Aquarius
de Kleber Mendoça Filho
Sélection officielle
En compétition








Les requins de Recife

Clara (Sonia Braga), la soixantaine, ancienne critique musicale, est née dans un milieu bourgeois de Recife, au Brésil. Elle vit dans un immeuble singulier, l’Aquarius, construit dans les années 1940, sur la très huppée Avenida Boa Viagem qui longe l’océan. Un important promoteur a racheté tous les appartements mais elle se refuse à vendre le sien. Elle va entrer en guerre froide avec la société immobilière qui la harcèle. Très perturbée par cette tension, elle repense à sa vie, son passé, ceux qu’elle aime... Kleber Mendoça Filho est l’auteur de documentaires en vidéo et de courts-métrages expérimentaux. En 2012, Les Bruits de Recife, son premier long métrage, avait obtenu plusieurs récompenses dont le prix FIPRESCI au Festival de Rotterdam. Il y a plusieurs paliers narratifs dans Aquarius. C’est d’abord le portrait intime d’une femme, de ses amours, de sa famille, avec deux niveaux temporels, les années 1980, celles de sa jeunesse, et la période actuelle, qui la voit évoluer dans son rôle de jeune retraitée. Le souvenir d’une époque révolue est traité avec délicatesse au gré des différentes discussions qu’elle mène avec sa famille, sa sœur ou son neveu. En filigrane, le thème de la maladie (elle a survécu à un cancer) est un des liens entre les deux époques. Dans un Brésil où l’économie de marché s’est imposée avec force, la spéculation immobilière a connu un essor sans précédent, venant perturber l’existence de Clara. Elle se positionnera désormais en résistante, face à la voracité et la langue de bois des managers issus de business schools américaines.

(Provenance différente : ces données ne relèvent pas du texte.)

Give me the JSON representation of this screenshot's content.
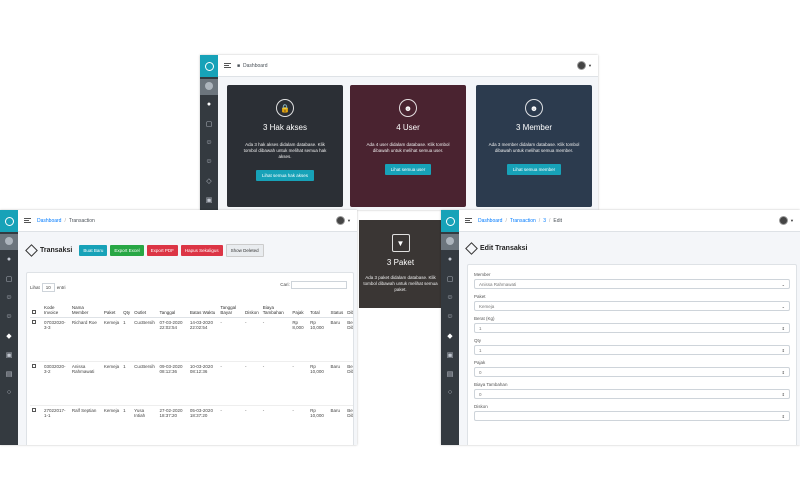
{
  "dashboard": {
    "breadcrumb": "Dashboard",
    "cards": [
      {
        "title": "3 Hak akses",
        "desc": "Ada 3 hak akses didalam database. Klik tombol dibawah untuk melihat semua hak akses.",
        "button": "Lihat semua hak akses",
        "icon": "lock-icon",
        "color": "#2b2f35"
      },
      {
        "title": "4 User",
        "desc": "Ada 4 user didalam database. Klik tombol dibawah untuk melihat semua user.",
        "button": "Lihat semua user",
        "icon": "users-icon",
        "color": "#4a2330"
      },
      {
        "title": "3 Member",
        "desc": "Ada 3 member didalam database. Klik tombol dibawah untuk melihat semua member.",
        "button": "Lihat semua member",
        "icon": "member-icon",
        "color": "#2c3b4e"
      }
    ]
  },
  "paket_card": {
    "title": "3 Paket",
    "desc": "Ada 3 paket didalam database. Klik tombol dibawah untuk melihat semua paket."
  },
  "transaksi": {
    "breadcrumb": [
      "Dashboard",
      "Transaction"
    ],
    "title": "Transaksi",
    "buttons": [
      {
        "label": "Buat Baru",
        "color": "#17a2b8"
      },
      {
        "label": "Export Excel",
        "color": "#28a745"
      },
      {
        "label": "Export PDF",
        "color": "#dc3545"
      },
      {
        "label": "Hapus Sekaligus",
        "color": "#dc3545"
      }
    ],
    "show_deleted": "Show Deleted",
    "length_label_pre": "Lihat",
    "length_value": "10",
    "length_label_post": "entri",
    "search_label": "Cari:",
    "columns": [
      "",
      "Kode Invoice",
      "Nama Member",
      "Paket",
      "Qty",
      "Outlet",
      "Tanggal",
      "Batas Waktu",
      "Tanggal Bayar",
      "Diskon",
      "Biaya Tambahan",
      "Pajak",
      "Total",
      "Status",
      "Dibayar"
    ],
    "rows": [
      [
        "",
        "07032020-3-3",
        "Richard Roe",
        "Kemeja",
        "1",
        "CucBersih",
        "07-03-2020 22:02:54",
        "14-03-2020 22:02:54",
        "-",
        "-",
        "-",
        "Rp 8,000",
        "Rp 10,000",
        "Baru",
        "Belum Dibayar"
      ],
      [
        "",
        "03032020-3-2",
        "Anissa Rahmawati",
        "Kemeja",
        "1",
        "CucBersih",
        "09-03-2020 08:12:36",
        "10-03-2020 08:12:36",
        "-",
        "-",
        "-",
        "-",
        "Rp 10,000",
        "Baru",
        "Belum Dibayar"
      ],
      [
        "",
        "27022017-1-1",
        "Ralf Septian",
        "Kemeja",
        "1",
        "Yusa Intiah",
        "27-02-2020 18:37:20",
        "05-03-2020 18:37:20",
        "-",
        "-",
        "-",
        "-",
        "Rp 10,000",
        "Baru",
        "Belum Dibayar"
      ]
    ]
  },
  "edit": {
    "breadcrumb": [
      "Dashboard",
      "Transaction",
      "3",
      "Edit"
    ],
    "title": "Edit Transaksi",
    "fields": [
      {
        "label": "Member",
        "value": "Anissa Rahmawati",
        "kind": "select"
      },
      {
        "label": "Paket",
        "value": "Kemeja",
        "kind": "select"
      },
      {
        "label": "Berat (Kg)",
        "value": "1",
        "kind": "number"
      },
      {
        "label": "Qty",
        "value": "1",
        "kind": "number"
      },
      {
        "label": "Pajak",
        "value": "0",
        "kind": "number"
      },
      {
        "label": "Biaya Tambahan",
        "value": "0",
        "kind": "number"
      },
      {
        "label": "Diskon",
        "value": "",
        "kind": "number"
      }
    ]
  }
}
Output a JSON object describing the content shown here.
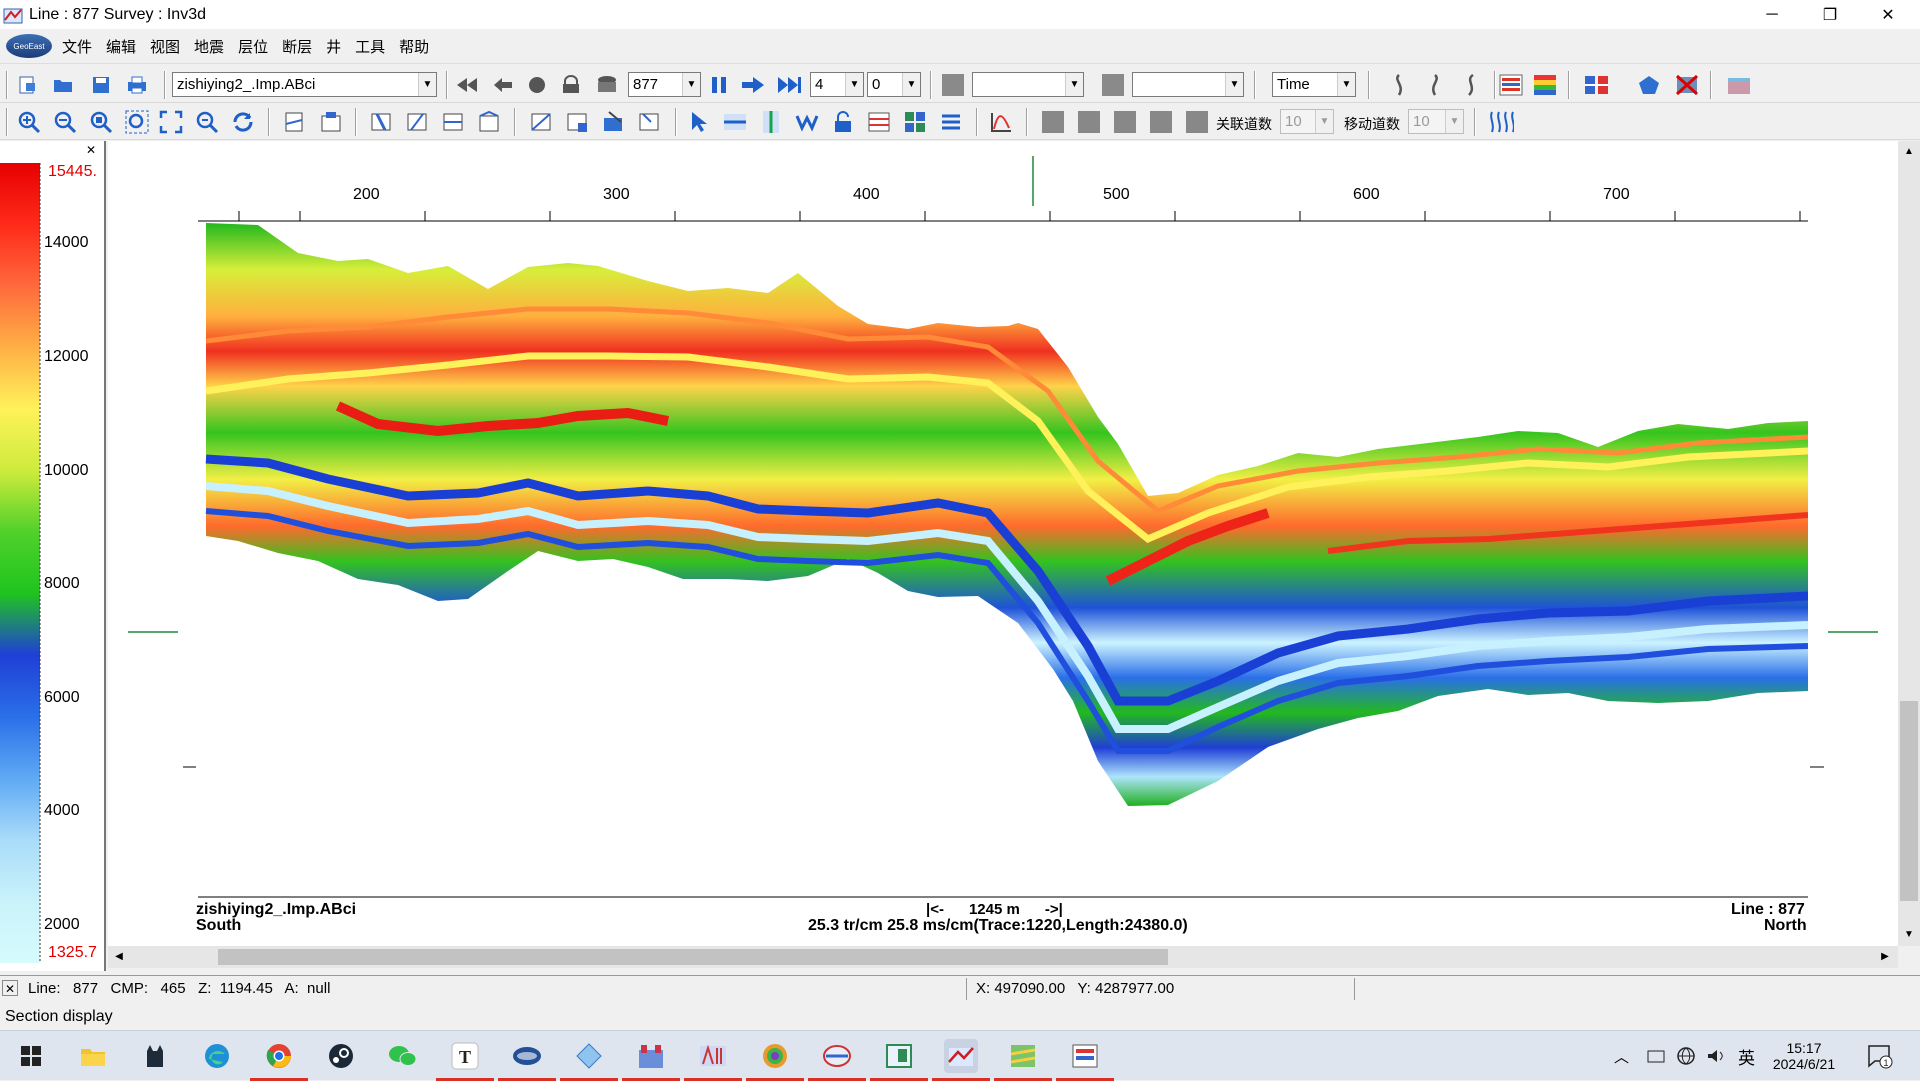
{
  "window": {
    "title": "Line : 877  Survey : Inv3d",
    "controls": [
      "─",
      "❐",
      "✕"
    ]
  },
  "menu": {
    "logo_text": "GeoEast",
    "items": [
      "文件",
      "编辑",
      "视图",
      "地震",
      "层位",
      "断层",
      "井",
      "工具",
      "帮助"
    ]
  },
  "toolbar1": {
    "dataset": "zishiying2_.Imp.ABci",
    "line_value": "877",
    "step_value": "4",
    "offset_value": "0",
    "combo_a": "",
    "combo_b": "",
    "domain": "Time"
  },
  "toolbar2": {
    "label_assoc": "关联道数",
    "assoc_value": "10",
    "label_move": "移动道数",
    "move_value": "10"
  },
  "colorbar": {
    "max_label": "15445.",
    "min_label": "1325.7",
    "ticks": [
      "14000",
      "12000",
      "10000",
      "8000",
      "6000",
      "4000",
      "2000"
    ],
    "colors": [
      "#e60000",
      "#ff2a1a",
      "#ff6a3c",
      "#ffb045",
      "#fff25a",
      "#cdeb3c",
      "#4fd12a",
      "#1fc41f",
      "#1f3fd6",
      "#2a6fe8",
      "#5fa9f5",
      "#a9dcf9",
      "#c9f2fa",
      "#d6fbfd"
    ]
  },
  "section": {
    "cmp_ticks": [
      "200",
      "300",
      "400",
      "500",
      "600",
      "700"
    ],
    "dataset_label": "zishiying2_.Imp.ABci",
    "left_dir": "South",
    "right_line": "Line : 877",
    "right_dir": "North",
    "scale_bar": "|<-      1245 m      ->|",
    "scale_info": "25.3 tr/cm 25.8 ms/cm(Trace:1220,Length:24380.0)"
  },
  "status": {
    "left": "Line:   877   CMP:   465   Z:  1194.45   A:  null",
    "right": "X: 497090.00   Y: 4287977.00",
    "hint": "Section display"
  },
  "taskbar": {
    "apps": [
      "start",
      "file-explorer",
      "app-cat",
      "edge",
      "chrome",
      "steam",
      "wechat",
      "typora",
      "geoeast",
      "app-diamond",
      "app-castle",
      "app-ai",
      "app-blob",
      "app-search",
      "app-window",
      "app-seismic",
      "app-map",
      "app-panel"
    ],
    "tray_lang": "英",
    "time": "15:17",
    "date": "2024/6/21",
    "notification_count": "1"
  }
}
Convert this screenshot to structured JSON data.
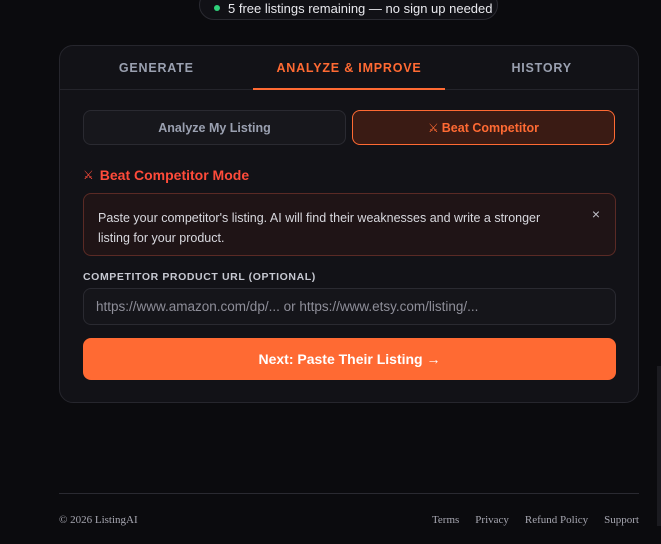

Le montage foisonnant est la grande qualité de ce film subtil, mêlant cinéma politique et portrait psychologique, sans lourdeur démonstrative ni pathos. « Le film est né d’une série d’événements, dont un assez banal : un flot d’appels téléphoniques reçus chez moi. Des appels publicitaires voulant vendre toutes sortes de souscriptions : cartes de crédit, mutuelles, abonnements télé ou presse. Je l’ai ressenti comme une attaque du marché, pour forcer les gens à acheter ce qu’ils ne désirent pas », a déclaré le réalisateur. Élargissant cette critique à celle du marché immobilier, il a aussi cerné les sentiments d’une citoyenne qui comprend peu à peu ce que subissent son environnement personnel et son espace, tout en montrant les conflits de valeurs entre deux styles de vie bourgeois : au savoir-vivre et à la convivialité de la génération de Clara répond l’individualisme des nouveaux riches fiers d’étaler leur fortune. La force du film est alors d’intégrer d’autres aspects plus privés qui donnent au récit une tonalité bergmanienne, la légèreté en plus. Ce mélange des genres est amplifié par des références au film musical (les disques vinyles écoutés par Clara), voire au thriller et au fantastique. Aquarius se termine ainsi par une saisissante séquence où planent les ombres de David Cronenberg et Tobe Hooper. Ce film maîtrisé est porté par le jeu magnifique de Sonia Braga, qui était notre favorite pour le prix d’interprétation féminine.

Gérard Crespo


2h20 - Brésil - Scénario : Kleber MENDOÇA FILHO - Interprétation : Sonia BRAGA, Humberto CARRAO, Irandhir SANTOS, Maeve JINKINGS, Barbara COLEN.